News  |  By Alexandra Wilson Pecci  
   October 04, 2017

The program also reduced hospital admissions and increased the use of primary care doctors. 

A community-based program that helped high ED users get things like household resources, access to transportation, and help applying for assistance programs reduced ED visits and hospital admissions, finds new research.

It also increased the use of primary care doctors, according to the study published in the journal Health Affairs.

"Many programs have tried to tackle the problem of high utilizers of hospital emergency departments. These are usually people who are on Medicaid," the study's first author Roberta Capp, MD, an assistant professor of emergency medicine at the University of Colorado School of Medicine, said in a statement. "But this is the first program to show that care coordination actually works."

Capp and her team used and evaluated Bridges to Care (B2C), an ED-initiated, community-based program. It was one of four sites funded by a CMS Innovations grant. The program was led by Rutgers University Center for State Health Policy and developed in collaboration with four Colorado stakeholders including an urban academic hospital, a network of 13 local federally qualified health centers, a mental health clinic and a community advocacy organization.

The B2C program targeted Medicaid-eligible high ED users, defined as adults who had two or more ED visits or hospital admissions within the last 180 days.

These patients got a personally tailored, 60-day care plan that included housing help, refugee services, and access to transportation.
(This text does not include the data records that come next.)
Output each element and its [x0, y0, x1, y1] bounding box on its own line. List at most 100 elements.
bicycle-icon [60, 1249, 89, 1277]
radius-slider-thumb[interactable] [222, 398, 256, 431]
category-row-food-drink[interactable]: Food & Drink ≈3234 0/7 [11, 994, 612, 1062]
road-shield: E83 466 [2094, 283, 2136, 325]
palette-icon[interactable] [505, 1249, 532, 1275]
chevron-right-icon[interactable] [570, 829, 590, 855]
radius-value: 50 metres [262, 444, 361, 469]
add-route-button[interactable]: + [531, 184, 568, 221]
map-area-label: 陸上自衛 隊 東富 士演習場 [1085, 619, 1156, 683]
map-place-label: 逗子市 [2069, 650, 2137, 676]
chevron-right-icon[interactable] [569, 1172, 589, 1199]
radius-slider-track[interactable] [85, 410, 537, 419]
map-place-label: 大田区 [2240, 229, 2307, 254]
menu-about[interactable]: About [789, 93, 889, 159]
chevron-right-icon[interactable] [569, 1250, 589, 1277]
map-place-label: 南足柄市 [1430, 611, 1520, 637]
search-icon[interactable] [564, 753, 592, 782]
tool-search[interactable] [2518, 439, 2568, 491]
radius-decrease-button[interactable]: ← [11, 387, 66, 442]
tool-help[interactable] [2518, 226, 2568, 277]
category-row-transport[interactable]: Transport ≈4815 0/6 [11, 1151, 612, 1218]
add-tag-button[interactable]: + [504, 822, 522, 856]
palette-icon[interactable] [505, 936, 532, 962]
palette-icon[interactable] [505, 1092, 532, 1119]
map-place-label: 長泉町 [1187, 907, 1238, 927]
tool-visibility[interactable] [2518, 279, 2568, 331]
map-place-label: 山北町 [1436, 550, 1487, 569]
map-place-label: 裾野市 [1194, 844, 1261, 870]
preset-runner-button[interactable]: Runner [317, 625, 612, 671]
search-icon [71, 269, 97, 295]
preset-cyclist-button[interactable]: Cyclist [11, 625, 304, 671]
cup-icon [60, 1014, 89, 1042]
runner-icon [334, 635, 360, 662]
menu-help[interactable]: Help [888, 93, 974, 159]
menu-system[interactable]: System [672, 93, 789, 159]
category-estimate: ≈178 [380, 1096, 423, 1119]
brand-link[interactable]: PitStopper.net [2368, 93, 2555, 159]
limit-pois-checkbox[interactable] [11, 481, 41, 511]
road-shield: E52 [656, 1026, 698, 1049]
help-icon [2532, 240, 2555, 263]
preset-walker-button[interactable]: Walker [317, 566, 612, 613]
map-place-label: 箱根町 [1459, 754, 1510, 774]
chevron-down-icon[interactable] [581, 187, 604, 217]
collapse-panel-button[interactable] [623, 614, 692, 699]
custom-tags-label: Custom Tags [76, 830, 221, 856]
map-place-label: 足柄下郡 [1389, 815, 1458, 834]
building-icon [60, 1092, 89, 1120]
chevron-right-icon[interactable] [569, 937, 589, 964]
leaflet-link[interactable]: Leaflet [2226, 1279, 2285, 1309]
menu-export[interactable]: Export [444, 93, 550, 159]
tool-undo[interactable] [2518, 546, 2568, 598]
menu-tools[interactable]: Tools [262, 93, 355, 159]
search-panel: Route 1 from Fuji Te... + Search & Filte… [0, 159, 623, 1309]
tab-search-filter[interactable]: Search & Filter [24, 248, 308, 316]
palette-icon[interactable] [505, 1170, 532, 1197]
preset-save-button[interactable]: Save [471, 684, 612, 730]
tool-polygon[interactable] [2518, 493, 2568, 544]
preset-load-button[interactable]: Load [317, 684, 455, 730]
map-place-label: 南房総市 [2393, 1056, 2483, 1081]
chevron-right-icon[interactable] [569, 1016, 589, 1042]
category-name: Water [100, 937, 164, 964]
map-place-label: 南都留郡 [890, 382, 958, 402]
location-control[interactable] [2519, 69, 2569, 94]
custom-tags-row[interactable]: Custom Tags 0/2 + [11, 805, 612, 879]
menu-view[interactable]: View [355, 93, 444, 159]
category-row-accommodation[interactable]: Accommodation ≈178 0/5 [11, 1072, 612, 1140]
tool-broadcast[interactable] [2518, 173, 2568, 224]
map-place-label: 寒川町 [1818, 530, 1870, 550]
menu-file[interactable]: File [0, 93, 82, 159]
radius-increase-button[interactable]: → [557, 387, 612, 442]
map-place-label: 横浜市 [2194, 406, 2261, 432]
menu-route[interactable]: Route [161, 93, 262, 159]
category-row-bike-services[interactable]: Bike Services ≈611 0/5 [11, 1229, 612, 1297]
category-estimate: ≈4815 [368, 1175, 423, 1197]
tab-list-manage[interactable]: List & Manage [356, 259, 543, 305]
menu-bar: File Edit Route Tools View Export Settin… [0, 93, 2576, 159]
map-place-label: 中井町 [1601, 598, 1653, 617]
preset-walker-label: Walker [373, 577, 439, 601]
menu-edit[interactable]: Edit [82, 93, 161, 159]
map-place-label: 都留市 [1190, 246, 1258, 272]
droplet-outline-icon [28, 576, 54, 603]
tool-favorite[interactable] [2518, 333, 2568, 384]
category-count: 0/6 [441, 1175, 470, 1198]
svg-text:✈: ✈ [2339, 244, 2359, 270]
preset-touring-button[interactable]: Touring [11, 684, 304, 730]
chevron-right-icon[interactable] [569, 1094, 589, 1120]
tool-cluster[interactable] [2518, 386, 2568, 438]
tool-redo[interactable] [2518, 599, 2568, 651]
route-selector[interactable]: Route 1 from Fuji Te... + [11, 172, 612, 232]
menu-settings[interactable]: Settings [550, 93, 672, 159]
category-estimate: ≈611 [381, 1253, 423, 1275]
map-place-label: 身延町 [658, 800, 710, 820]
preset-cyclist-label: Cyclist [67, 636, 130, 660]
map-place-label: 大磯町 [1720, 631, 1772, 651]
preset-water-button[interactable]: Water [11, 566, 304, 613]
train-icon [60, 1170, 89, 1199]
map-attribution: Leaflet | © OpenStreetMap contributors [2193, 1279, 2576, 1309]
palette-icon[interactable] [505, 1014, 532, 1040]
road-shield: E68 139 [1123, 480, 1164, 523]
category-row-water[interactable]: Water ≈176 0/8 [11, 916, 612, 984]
They also got help applying for insurance and disability benefits, setting up medical appointments, and filling prescriptions, among other services.

During the six months after B2C enrollment, the participants had:

  • 29.7% fewer ED visits
  • 30% less hospitalizations
  • 123% more primary care visits than the control subjects

"There is a perspective from multiple stakeholders that high users of the ED are difficult patients," Capp said. "But this study shows that patients use the ED because of there are serious barriers to care.”

Those barriers can include multiple chronic diseases, including mental illness, the authors said.

Although care coordination has been shown to reduce costs, other programs aimed at reducing ED usage have been only hospital based and have had mixed results, the researchers said.

The difference with the B2C intervention is that it combines active ED outreach with multidisciplinary, community-based services, including a care coordinator, a health coach, a behavioral health specialist, a community health worker, and frequent home visits.

"We believe that our success stems from bringing together different healthcare systems, breaking down silos between disciplines and focusing on continuity of care in the outpatient setting," Capp said.

"We learned that active outreach in the ED is key to ensuring successful high utilizer and enrollment and engagement," the study said.

Alexandra Wilson Pecci is an editor for HealthLeaders.